Diana stand auf und verließ das Zimmer. Im ganzen oberen Stockwerk war niemand. Eben hatten da noch Lisa und ihr neuer Freund herumgepoltert. Die waren wohl wieder nach unten gegangen. Man hörte ihre Musik bis hier oben.
We would be warm
Below the storm
In our little hideaway beneath the waves
Resting our head
On the sea bed
In our octopus's garden near a cave.
We would sing and dance around
Because we know we can't be found.
Diana ging an den Türen der Zimmer vorbei und blieb dann vor dem ihres Vaters stehen. Seit seinem Tod hatte sie es nicht mehr betreten. Jetzt ging sie hinein.
Der Raum roch leicht muffig. Sie öffnete das Fenster, um frische Luft hereinzulassen. Der Geruch änderte sich nicht. Wenn sie es recht bedachte, hatte es hier auch immer so ähnlich gerochen. Es war ihr vertraut. Die Umgebung und der Geruch gaben ihr das Gefühl, ihr Vater wäre noch da, würde gleich hereinkommen.
Auf dem Schreibtisch am Fenster lag ein Fotoalbum. Diana schlug es auf und sah sich selbst als Kind. Zusammen mit Lisa und Malchen stand sie auf dem Hof. Drei muntere, glückliche Mädchen.
Vielleicht gab es ja doch noch eine Möglichkeit, daß es wieder so werden könnte! Unter Umständen könnte sie erst einmal Lisa überreden dazubleiben. Später vielleicht auch Malchen.
Sie müßte es zumindest versuchen. Vater hätte das auch gewollt.
Laute Musik aus dem Wohnzimmer zeigte Diana, wo ihre Cousine war.
Takes her out to look at the Queen
Only place that he's ever been
Always shouts out something obscene
Such a dirty old man.
Wie sie es erwartet hatte, war natürlich auch wieder dieser Herr Schmitt bei Lisa.
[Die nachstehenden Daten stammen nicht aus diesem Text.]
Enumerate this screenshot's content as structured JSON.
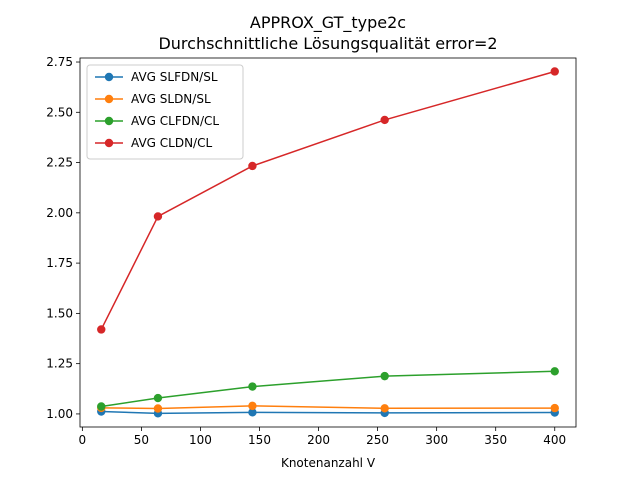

Er saß aber nicht einfach neben ihr, sondern tänzelte ständig um sie herum. Mal näherte er sich von der einen, dann von der anderen Seite, so als wollte er sie lückenlos umzingeln und alles andere von ihr fernhalten.
Schüchtern kam Diana näher und sagte:
„Lisa, hast du mal einen Moment Zeit? Ich müßte etwas mit dir besprechen.“
„Ja, sicher. Worum geht's?“
Aaron wußte, daß er bei Diana nicht gerade beliebt war. Deshalb versuchte er, die Gelegenheit zu nutzen, um ein paar Pluspunkte zu sammeln. Er ließ die Frauen rücksichtsvoll alleine. Vielleicht könnte er ja inzwischen einen neuen Versuch machen, Rollos Sympathie zu gewinnen.
Diana war sichtlich erleichtert, daß sie frei sprechen konnte.
„Ich überlege gerade, was denn nun aus dem Haus werden soll. Meinst du, du kannst wenigstens noch eine Weile bleiben?“
„Aber klar! Ich laß dich doch hier nicht alleine! Wo jetzt sogar Malchen noch weg ist.“
„Aber Malchen kommt ja bald zurück. Bleibst du dann auch noch hier?“
„Ich kann mir nicht vorstellen, daß Malchen so schnell wiederkommt.“
„Gustav meint, die Polizei kann sie nicht länger festhalten.“
„Ja? Das klang gestern aber noch ganz anders.“
„Hat der Kommissar dir was erzählt?“
„Das nicht gerade, aber es sieht aus, als ob sie sich jetzt endgültig auf uns eingeschossen haben. Erst haben sie versucht, mich über Malchen auszuquetschen, -“
„Wie, was?“
„Wie ihr Verhältnis zu Horst war, ob sie Geld brauchte oder sich seltsam benommen hätte, zuletzt - alles Mögliche.“
„Was hast du gesagt?“
„Na nichts. Ich werd denen doch nicht noch helfen. Als sie gemerkt haben, daß sie nichts über Malchen herauskriegen, sind sie dann auf mich losgegangen.“
„Aber du warst doch gar nicht da!“
„Ist denen egal. Lauter so verrückte Sachen haben sie mich gefragt. Warum ich mich mit Horst gestritten hätte, was er von mir wüßte, das ich verheimlichen wollte.“
„Wie furchtbar! Lisa. Wie furchtbar!“
„Kannst du wohl sagen.“
„Warum suchen die ihren Mörder denn nicht woanders?“
„Na ja, sie denken, alle drei Morde hängen zusammen.“
„Und die Opfer hatten alle mit unserem Haus zu tun.“
„Oder mit etwas, das lange Zeit hier gewesen ist.“
„Was soll das denn sein?“
Lisa erzählte Diana von der Suche nach dem Faust. Diana verstand erst gar nicht, worum es da ging und warum ein einziges Buch so wichtig sein sollte. Lisa mußte es ihr ganz ausführlich erklären. So richtig überzeugt war sie trotzdem nicht. Aber dann entdeckte sie an dieser neuen Theorie auch noch etwas Gutes.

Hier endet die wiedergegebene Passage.